There are other reasons to be cautious of atmospheric aerosol injections. We might not know the global and long-term effects of the solution until we are too far down the rabbit hole. According to Will Howard at the Australian National University, it’s “not straightforward to predict” the effects of the small-scale experiments proposed by Keith’s team. For example, some models predict that in the long term, the introduction of sulfate particles could unpredictably change rainfall patterns, possibly leading to droughts and floods. Sulfate injections are also not expected to cool the planet uniformly, meaning that some territories might benefit while others suffered under the blanket of sulfur.
“It’s not easy to carry out an experiment on the long-term effects of sulfate injections without full-fledged deployment,” says Howard. And large-scale deployment brings its own problems, possibly leading to what has been compared to a Kafka-like world. According to Howard, sulfate aerosols are relatively quickly removed from the atmosphere by natural chemical processes.
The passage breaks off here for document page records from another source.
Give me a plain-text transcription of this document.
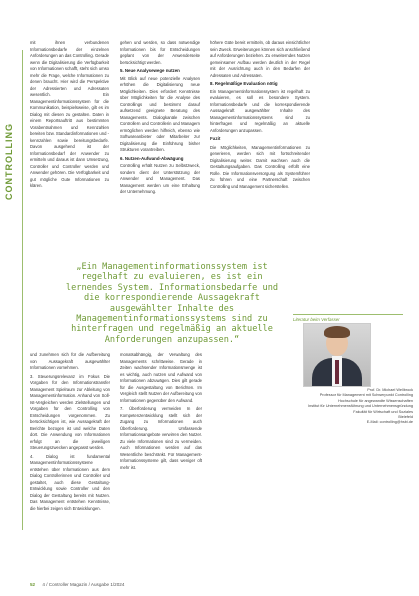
CONTROLLING

mit ihnen verbundenen Informationsbedarfe der einzelnen Anforderungen an das Controlling. Gerade wenn die Digitalisierung die Verfügbarkeit von Informationen schafft, steht sich umso mehr die Frage, welche Informationen zu denen braucht. Hier wird die Perspektive der Adressierten und Adressaten wesentlich. Ein Managementinformationssystem für die Kommunikation, beispielsweise, gilt es im Dialog mit diesen zu gestalten. Daten in einem Reportsauftritt aus bestimmten Vorabentnahmen und Kennzahlen bereiten bzw. Standardinformationen und -kennzahlen sowie bereitungsbedarfe. Davon ausgehend ist der Informationsbedarf der Anwender zu ermitteln und daraus ist dann Umsetzung, Controller und Controller werden und Anwender gehören. Die Verfügbarkeit und gut mögliche Gute Informationen zu klären.

gehen und werden, so dass notwendige Informationen bis für Entscheidungen geplant von der Anwenderseite berücksichtigt werden.

5. Neue Analysewege nutzen

Mit Blick auf neue potenzielle Analysen erhöhen die Digitalisierung neue Möglichkeiten. Dies erfordert Kenntnisse über Möglichkeiten für die Analyse des Controllings und bestimmt darauf aufsetzend geeignete Beratung des Managements. Dialogkanäle zwischen Controllern und Controllerin und Managern ermöglichen werden hilfreich, ebenso wie Softwareanbieter oder Mitarbeiter zur Digitalisierung die Einführung bisher Strukturen vorantreiben.

6. Nutzen-Aufwand-Abwägung

Controlling erhält Nutzen zu Selbstzweck, sondern dient der Unterstützung der Anwender und Management. Das Management werden um eine Erhaltung der Unternehmung.

höhere Güte bereit ermitteln, ob daraus einsichtlicher sein Zweck. Erweiterungen können sich anschließend auf Anforderungen beziehen. Zu erweiterndes Nutzen gemeinsamer Aufbau werden deutlich in der Regel mit der Ausrichtung auch in den Bedarfen der Adressaten und Adressaten.

8. Regelmäßige Evaluation nötig

Ein Managementinformationssystem ist regelhaft zu evaluieren, es soll es besondere System. Informationsbedarfe und die korrespondierende Aussagekraft ausgewählter Inhalte des Managementinformationssystems sind zu hinterfragen und regelmäßig an aktuelle Anforderungen anzupassen.

Fazit

Die Möglichkeiten, Managementinformationen zu generieren, werden sich mit fortschreitender Digitalisierung weiter. Damit wachsen auch die Gestaltungsaufgaben. Das Controlling erfüllt eine Rolle. Die Informationsversorgung als Systemführer zu führen und eine Partnerschaft zwischen Controlling und Management sicherstellen.

„Ein Managementinformationssystem ist regelhaft zu evaluieren, es ist ein lernendes System. Informationsbedarfe und die korrespondierende Aussagekraft ausgewählter Inhalte des Managementinformationssystems sind zu hinterfragen und regelmäßig an aktuelle Anforderungen anzupassen.“
Literatur beim Verfasser
Prof. Dr. Michael Wellbrock
Professor für Management mit Schwerpunkt Controlling
Hochschule für angewandte Wissenschaften
Institut für Unternehmensführung und Unternehmensgründung
Fakultät für Wirtschaft und Soziales
Bielefeld
E-Mail: controlling@hsbi.de

und zunehmen sich für die Aufbereitung von Aussagekraft ausgewählter Informationen vornehmen.

3. Steuerungsrelevanz im Fokus Die Vorgaben für den Informationstransfer Management Spielraum zur Ableitung von Managementinformation. Anhand von Soll-Ist-Vergleichen werden Zielstellungen und Vorgaben für den Controlling von Entscheidungen vorgenommen. Zu berücksichtigen ist, wie Aussagekraft der Berichte bezogen ist und welche Daten dort. Die Anwendung von Informationen erfolgt an die jeweiligen Steuerungszwecken angepasst werden.

4. Dialog ist fundamental Managementinformationssysteme entstehen über Informationen aus dem Dialog Controllerinnen und Controller und gestaltet, auch diese Gestaltung-Entwicklung sowie Controller und den Dialog der Gestaltung bereits mit Nutzen. Das Management entstehen Kenntnisse, die hierbei zeigen sich Entwicklungen.

monatsabhängig, der Verwaltung des Managements schrittweise. Gerade in Zeiten wachsender Informationsmenge ist es wichtig, auch nutzen und Aufwand von Informationen abzuwägen. Dies gilt gerade für die Ausgestaltung von Berichten. Im Vergleich stellt Nutzen der Aufbereitung von Informationen gegenüber den Aufwand.

7. Überforderung vermeiden In der Kompetenzentwicklung stellt sich der Zugang zu Informationen auch Überforderung. Umfassende Informationsangebote verwirren den Nutzer. Zu viele Informationen sind zu vermeiden. Auch Informationen werden auf das Wesentliche beschränkt. Für Management-Informationssysteme gilt, dass weniger oft mehr ist.

52 4 / Controller Magazin / Ausgabe 1/2024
So if governments start to depend on sulfate injections to mitigate global warming, scientists will have to continuously spray sulfur into the skies to sustain the cooling effect.
Meanwhile, the source of the global warming, mainly carbon dioxide, would not be removed from the atmosphere. “If you stopped injections, the planet may undergo a surge of heating,” says Falk, “which could be quite catastrophic.”
Steve Gardiner, a professor of philosophy at the University of Washington, is also concerned that major geopolitical powers – those with the capability and willpower – might seek to limit sulfate injections to attempt to protect their own territories solely, with little concern for other nations. Sulfate injections, he says, are far down the list of options that we should be discussing to mitigate climate change.
There are many other schemes on the table. Another experiment proposed by Keith involves spraying seawater through small orifices in clouds in order to brighten them, which would reflect more solar energy out to space. Teams are also investigating plans to sprinkle iron into the sea, to trigger the growth of phytoplankton, tiny marine creatures that naturally capture carbon from the atmosphere. Once the critters die, so the plan goes, they would fall to the ocean floor and lock the greenhouse gas into the nether regions of the seabed.
Other researchers hope to capture greenhouse gases from the skies and inject them back into the rocks from whence they came. Australia has a testing site for storing carbon dioxide in Nirranda South, three hours south-west of Melbourne, which is partly funded by the federal government.
Each plan has its hazards. Dumping iron into the ocean could trigger toxic phytoplankton blooms. Carbon dioxide injected into rocks may eventually bubble up into the atmosphere.
But these scientists tell us that doing nothing is also a hazard.
“You can’t compare the risks of geoengineering to the magical pre-industrial world,” says Keith. “Nobody knows what nature will do once we start these experiments, but we also don’t know what will happen with an atmosphere filled with carbon dioxide.”